K. Thiele1, S. Ilie2, R. Rössler2, C. Walkner3, T. C. Meisel3, T. Prohaska3 and S.K. Michelic1

1Christian Doppler Laboratory for Inclusion Metallurgy in Advanced Steelmaking, Montanuniversitaet Leoben, 8700 Leoben, Austria

2voestalpine Stahl GmbH, 4020 Linz, Austria

3Chair of General and Analytical Chemistry, Montanuniversitaet Leoben, 8700 Leoben, Austria

Improvement of steel cleanness requires detailed knowledge about the formation of non-metallic inclusions. Tracing inclusions and potential sources is an effective tool to study inclusion evolution. In the paper, different tracing approaches are evaluated. First, classical tracer experiments are performed, where rare earth elements (REE) like La or Ce are deliberately added to the melt on an industrial scale to mark the inclusions directly. Second, a multi-element fingerprint of the inclusions is compared to the multi-element pattern of potential sources such as alloying and auxiliary materials. The REE distributions’ natural element profiles are interpreted by normalizing the REE fractions to reference values. REE contents are analyzed by inductively coupled plasma mass spectrometry in all cases. Both approaches are applied to track the source of clogged material in the SEN from Ti-ULC steel production. Results show a clear connection between inclusions resulting from deoxidation and the clogged layer in the SEN.

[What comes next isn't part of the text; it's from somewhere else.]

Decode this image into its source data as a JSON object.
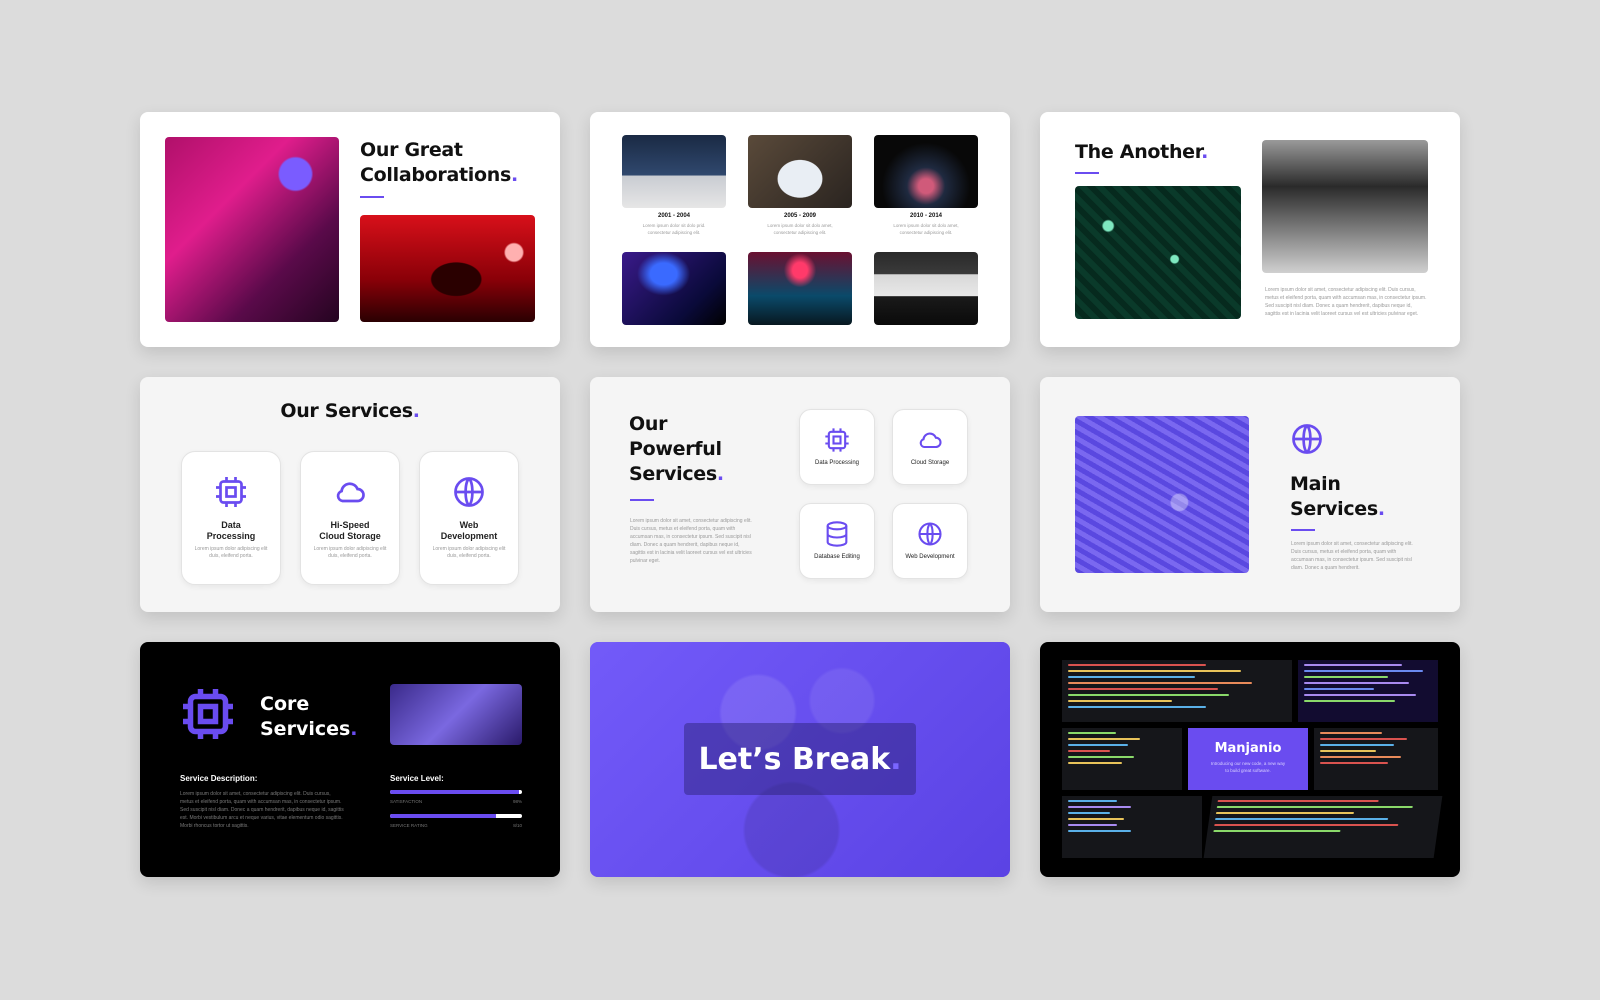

K. Thiele1, S. Ilie2, R. Rössler2 and S.K. Michelic1

1Christian Doppler Laboratory for Inclusion Metallurgy in Advanced Steelmaking, Montanuniversitaet Leoben, 8700 Leoben, Austria

2voestalpine Stahl GmbH, 4020 Linz, Austria

The addition of rare earth elements (REE) to the melt is one option to trace non-metallic inclusions (NMI) over the steelmaking process. For cleanness characterization, scanning electron microscopy with energy dispersive spectroscopy (SEM/EDS) is the predominant method used to determine traced NMIs. Since rare earth elements appear brighter than the steel matrix in the image of the backscatter electron detector, the analyzing and evaluation process has to be improved. Two greyscales for the automated SEM/EDS measurement are applied; evaluation of traced NMIs is performed by a self-developed Matlab tool. Furthermore, different extraction techniques are used to investigate the detailed morphology of NMIs. Additionally, the extracted NMIs on the filter residue are analyzed by manual and automated SEM/EDS measurements, demonstrating no dissolution of REE-traced NMI parts during the extraction and filtration process. Finally, the significance and the potential of automated SEM/EDS measurements of extracted inclusions on a filter are assessed.